Here are our intended features:
- detect Bluetooth legacy devices in the area with its device name
- detect BLE devices in the area with its device name
- detect wifi hotspots over time and put into a JSON file
- plot wifi hotspots over time ("Passenger flow volume detection")
Addressing why choose raspberry pi and its performance & attachments:
Raspberry Pi is a powerful embeded system for educational researches and Pi 4's design offers capability to connect to monitors for better visualization. Raspberry Pi OS is Python supported and it helps us to be familar to Python and its basic packages.
One of the main difficulties we had when setting up the Raspberry Pi was getting the correct setup. As an example, we tried to use a macbook as our monitor, but soon found that would not work, so we had to adapt and get a monitor with an HDMI cable to interact with the UI for the Raspberry Pi. Additionally, after setting up the SSH with the wifi on an on campus apartment. We had difficulties using the SSH from one of the BU dorms, namely because the wifi router at the apartment did not allow the computer in the dorm to connect.
In addition, we learned a lot about the syntax for the Raspberry Pi and Python 3 specifically. There were many times the code was not working because we were ussing the incorrect syntax. When running wifi_plot.py, the file was not working because an argument had to be called for the filename when executing the script.
python3 wifi_plot.py wifi_2021-09-16T12_02_16.jsonAlthough not many modifications were made because the code was given, we did make 2 small changes in order to increase functionality and get a feel for using Raspberry Pi.
First, we added to the bluetooth.discover_devices command in bt_scan.py, so that the script also returned the device name in addition to the bluetooth address.
disc_devs = bluetooth.discover_devices(duration=5, lookup_names=True) This was done primarily to see what devices we were detecting to get a feel for how the script operated. Namely, how the script only picked up on our phones and laptops when they were actively looking to connect to a bluetooth device.
The second addition was to wifi_plot.py. We added more labels to the plot, so it looked more professional and easy to understand.
matplotlib.pyplot.xlabel("Time (Day of the Month/Hour/Minute)")
matplotlib.pyplot.ylabel("Number of Hotspots")

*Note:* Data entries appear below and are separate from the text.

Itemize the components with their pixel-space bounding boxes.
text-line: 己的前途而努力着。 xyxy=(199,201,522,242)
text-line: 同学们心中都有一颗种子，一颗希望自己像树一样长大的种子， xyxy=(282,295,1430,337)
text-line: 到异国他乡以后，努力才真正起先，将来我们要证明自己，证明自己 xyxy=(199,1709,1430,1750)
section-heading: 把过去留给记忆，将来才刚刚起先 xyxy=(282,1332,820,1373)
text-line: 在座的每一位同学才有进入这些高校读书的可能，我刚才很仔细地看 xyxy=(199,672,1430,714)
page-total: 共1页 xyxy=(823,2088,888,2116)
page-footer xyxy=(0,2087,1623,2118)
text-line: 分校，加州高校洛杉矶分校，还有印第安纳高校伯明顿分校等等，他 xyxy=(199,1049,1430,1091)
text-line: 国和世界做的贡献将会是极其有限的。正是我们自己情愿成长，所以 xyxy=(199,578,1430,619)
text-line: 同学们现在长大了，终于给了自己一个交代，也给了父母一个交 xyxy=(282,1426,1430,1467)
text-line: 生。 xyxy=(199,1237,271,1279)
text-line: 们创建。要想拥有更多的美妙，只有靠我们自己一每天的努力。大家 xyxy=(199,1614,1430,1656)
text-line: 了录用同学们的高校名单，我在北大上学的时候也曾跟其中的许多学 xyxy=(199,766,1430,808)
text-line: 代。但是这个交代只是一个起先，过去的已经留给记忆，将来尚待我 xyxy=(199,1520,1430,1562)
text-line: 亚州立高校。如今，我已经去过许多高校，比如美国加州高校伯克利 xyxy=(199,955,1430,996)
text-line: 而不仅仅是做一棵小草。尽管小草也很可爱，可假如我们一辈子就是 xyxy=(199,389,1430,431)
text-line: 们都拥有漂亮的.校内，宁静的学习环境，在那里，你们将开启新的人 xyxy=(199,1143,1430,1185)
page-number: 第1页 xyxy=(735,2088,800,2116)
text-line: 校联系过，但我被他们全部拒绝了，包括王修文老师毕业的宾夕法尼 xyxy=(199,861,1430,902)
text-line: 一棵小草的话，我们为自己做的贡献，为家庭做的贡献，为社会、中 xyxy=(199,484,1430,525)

matplotlib.pyplot.title("Hotspots over time in Photonics")
matplotlib.pyplot.show()
The Figure plots the hotspot traffic near the highway for 10 minutes. Data was collected in PHO 111 near the highway, which means there were likely some stationary devices in photonics that interfered with the traffic data. As seen in the figure, early in the data collection, there was more traffic, while traffic dissipated near the end. The code could be updated in order to separate out wifi hotspots that are stationary and those that are moving (ie. the cars moving in the highway).